Infatti, la natura intergovernativa del sistema decisionale UE determina che ciascun governo protegge le lobby del proprio paese, sorvolando spesso sui metodi di produzione e incoraggia l’aumento della produzione (diffusi allevamenti in stalla, uso massiccio di mangimi extracomunitari in luogo del pascolo e di foraggi freschi, esportazioni anche extra UE di latte fresco, in polvere e di caseina). Il caso più discusso è quello dei Paesi Bassi, dove si riscontra una tale concentrazione di allevamenti che i liquami prodotti dalle stalle hanno inquinato le falde acquifere.
E’ concepibile allora una vera politica europea per il settore?  Una politica non alterata da interessi nazionali protetti, ma improntata all’emergere di un vero interesse europeo? La risposta può essere positiva se si afferma un governo federale europeo, con un’effettiva politica agricola unica.
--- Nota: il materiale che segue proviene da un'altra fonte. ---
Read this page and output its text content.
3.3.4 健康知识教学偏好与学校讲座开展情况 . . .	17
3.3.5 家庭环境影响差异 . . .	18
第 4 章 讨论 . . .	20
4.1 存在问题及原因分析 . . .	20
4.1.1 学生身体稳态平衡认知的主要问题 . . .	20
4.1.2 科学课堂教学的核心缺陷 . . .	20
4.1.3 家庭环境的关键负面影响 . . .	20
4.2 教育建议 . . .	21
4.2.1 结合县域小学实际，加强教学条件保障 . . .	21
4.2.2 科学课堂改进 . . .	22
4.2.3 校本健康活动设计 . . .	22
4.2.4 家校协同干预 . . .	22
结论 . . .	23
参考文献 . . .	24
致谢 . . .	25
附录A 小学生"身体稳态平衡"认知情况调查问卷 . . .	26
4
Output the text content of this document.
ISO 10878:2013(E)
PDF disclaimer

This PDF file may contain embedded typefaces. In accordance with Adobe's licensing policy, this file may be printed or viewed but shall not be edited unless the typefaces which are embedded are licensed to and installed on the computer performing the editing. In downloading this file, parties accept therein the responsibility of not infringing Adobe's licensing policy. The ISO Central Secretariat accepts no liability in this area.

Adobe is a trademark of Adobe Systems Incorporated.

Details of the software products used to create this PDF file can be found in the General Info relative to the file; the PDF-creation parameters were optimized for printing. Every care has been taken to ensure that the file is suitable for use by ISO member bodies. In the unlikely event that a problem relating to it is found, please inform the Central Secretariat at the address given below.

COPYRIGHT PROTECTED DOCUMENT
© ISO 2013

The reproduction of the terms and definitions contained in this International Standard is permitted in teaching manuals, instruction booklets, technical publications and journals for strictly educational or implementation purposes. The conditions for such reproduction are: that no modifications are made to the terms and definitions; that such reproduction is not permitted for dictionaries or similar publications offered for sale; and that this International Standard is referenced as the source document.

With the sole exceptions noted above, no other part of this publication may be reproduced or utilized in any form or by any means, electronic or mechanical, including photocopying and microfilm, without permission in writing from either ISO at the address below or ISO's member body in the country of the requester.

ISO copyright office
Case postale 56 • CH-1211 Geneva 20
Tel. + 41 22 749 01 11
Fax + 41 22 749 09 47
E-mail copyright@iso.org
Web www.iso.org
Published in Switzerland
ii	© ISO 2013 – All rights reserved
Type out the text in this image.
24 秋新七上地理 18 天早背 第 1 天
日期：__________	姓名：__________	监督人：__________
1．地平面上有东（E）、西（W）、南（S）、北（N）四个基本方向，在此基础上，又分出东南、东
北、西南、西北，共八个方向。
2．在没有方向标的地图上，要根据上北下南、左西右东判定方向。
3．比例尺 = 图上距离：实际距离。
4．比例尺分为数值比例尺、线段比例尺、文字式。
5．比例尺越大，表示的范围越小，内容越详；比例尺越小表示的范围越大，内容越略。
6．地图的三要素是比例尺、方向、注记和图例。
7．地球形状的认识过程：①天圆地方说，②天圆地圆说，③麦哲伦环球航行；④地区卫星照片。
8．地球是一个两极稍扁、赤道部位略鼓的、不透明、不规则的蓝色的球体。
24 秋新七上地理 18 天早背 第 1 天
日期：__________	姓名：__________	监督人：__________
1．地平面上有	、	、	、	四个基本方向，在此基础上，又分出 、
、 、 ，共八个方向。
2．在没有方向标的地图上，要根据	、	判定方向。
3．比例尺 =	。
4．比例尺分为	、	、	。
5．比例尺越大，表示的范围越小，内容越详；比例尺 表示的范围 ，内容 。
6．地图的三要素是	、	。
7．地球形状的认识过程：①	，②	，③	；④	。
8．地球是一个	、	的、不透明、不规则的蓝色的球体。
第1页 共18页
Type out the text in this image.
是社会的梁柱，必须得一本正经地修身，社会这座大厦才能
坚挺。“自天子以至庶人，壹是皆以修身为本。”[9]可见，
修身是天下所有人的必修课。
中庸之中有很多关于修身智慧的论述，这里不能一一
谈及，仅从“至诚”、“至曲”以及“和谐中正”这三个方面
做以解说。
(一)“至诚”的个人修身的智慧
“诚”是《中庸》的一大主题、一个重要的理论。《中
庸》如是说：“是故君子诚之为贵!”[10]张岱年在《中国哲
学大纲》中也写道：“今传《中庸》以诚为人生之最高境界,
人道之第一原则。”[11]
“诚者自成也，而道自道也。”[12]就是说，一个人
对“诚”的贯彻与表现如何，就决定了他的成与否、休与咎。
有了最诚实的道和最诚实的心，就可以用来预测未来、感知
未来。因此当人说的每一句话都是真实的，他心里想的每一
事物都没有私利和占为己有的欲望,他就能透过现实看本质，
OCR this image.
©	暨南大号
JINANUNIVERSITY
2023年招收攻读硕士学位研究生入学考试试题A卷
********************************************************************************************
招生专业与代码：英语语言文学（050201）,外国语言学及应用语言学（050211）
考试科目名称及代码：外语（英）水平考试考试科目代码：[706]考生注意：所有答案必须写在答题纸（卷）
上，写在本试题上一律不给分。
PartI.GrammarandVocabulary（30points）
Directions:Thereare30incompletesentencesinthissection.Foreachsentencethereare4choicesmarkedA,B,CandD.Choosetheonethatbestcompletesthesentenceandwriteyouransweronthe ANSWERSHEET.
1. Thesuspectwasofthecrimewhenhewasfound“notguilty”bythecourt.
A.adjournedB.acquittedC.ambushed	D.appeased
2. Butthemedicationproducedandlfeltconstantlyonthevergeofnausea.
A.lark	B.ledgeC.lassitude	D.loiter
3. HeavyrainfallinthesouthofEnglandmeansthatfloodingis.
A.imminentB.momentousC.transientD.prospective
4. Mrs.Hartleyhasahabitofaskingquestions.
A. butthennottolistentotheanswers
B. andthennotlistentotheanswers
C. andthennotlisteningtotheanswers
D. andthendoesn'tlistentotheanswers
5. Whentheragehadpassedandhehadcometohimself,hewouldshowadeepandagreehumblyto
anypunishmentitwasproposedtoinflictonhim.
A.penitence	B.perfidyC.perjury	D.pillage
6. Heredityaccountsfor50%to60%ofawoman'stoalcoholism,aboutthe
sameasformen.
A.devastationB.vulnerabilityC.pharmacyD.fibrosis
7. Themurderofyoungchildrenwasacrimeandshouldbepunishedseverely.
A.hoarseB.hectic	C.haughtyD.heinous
Tuttavia è possibile anche una marcia di avvicinamento nazionale? In proposito va sottolineato che l’UE ha sviluppato meritoriamente un quadro normativo a tutela dell’ambiente e della protezione del consumatore che risulta il più avanzato nel mondo e tale quadro ormai ispira profondamente sul piano normativo la politica agricola comune, che ha recepito tra i suoi obiettivi quello della tutela della salute delle persone, degli animali e delle piante. Pertanto una strategia italiana attiva di valorizzazione dell’allevamento nazionale dovrebbe privilegiare scelte coraggiose e di mobilitazione degli investimenti, anche a fini occupazionali, per un salto qualitativo nella filiera di produzione nazionale. Si tratta di valutarne costi e benefici, date le risorse disponibili del paese prima di attivarla e di accettare la sfida del mercato unico, invece di piangersi addosso e porre sotto accusa le politiche comunitarie per proteggere interessi  consolidati.
Questi richiami, appena accennati, possono costituire la base per una condivisa strategia europea di affermazione del latte italiano la cui qualità può risultare competitiva come dimostra il fatto che il 40% della produzione (contro la media europea del 20%) viene assorbita dai consorzi di produzione delle 49 qualità nazionali di formaggi  Dop. La produzione di formaggi, infatti, a partire dal Parmigiano-Reggiano, alimenta una fiorente corrente di esportazioni.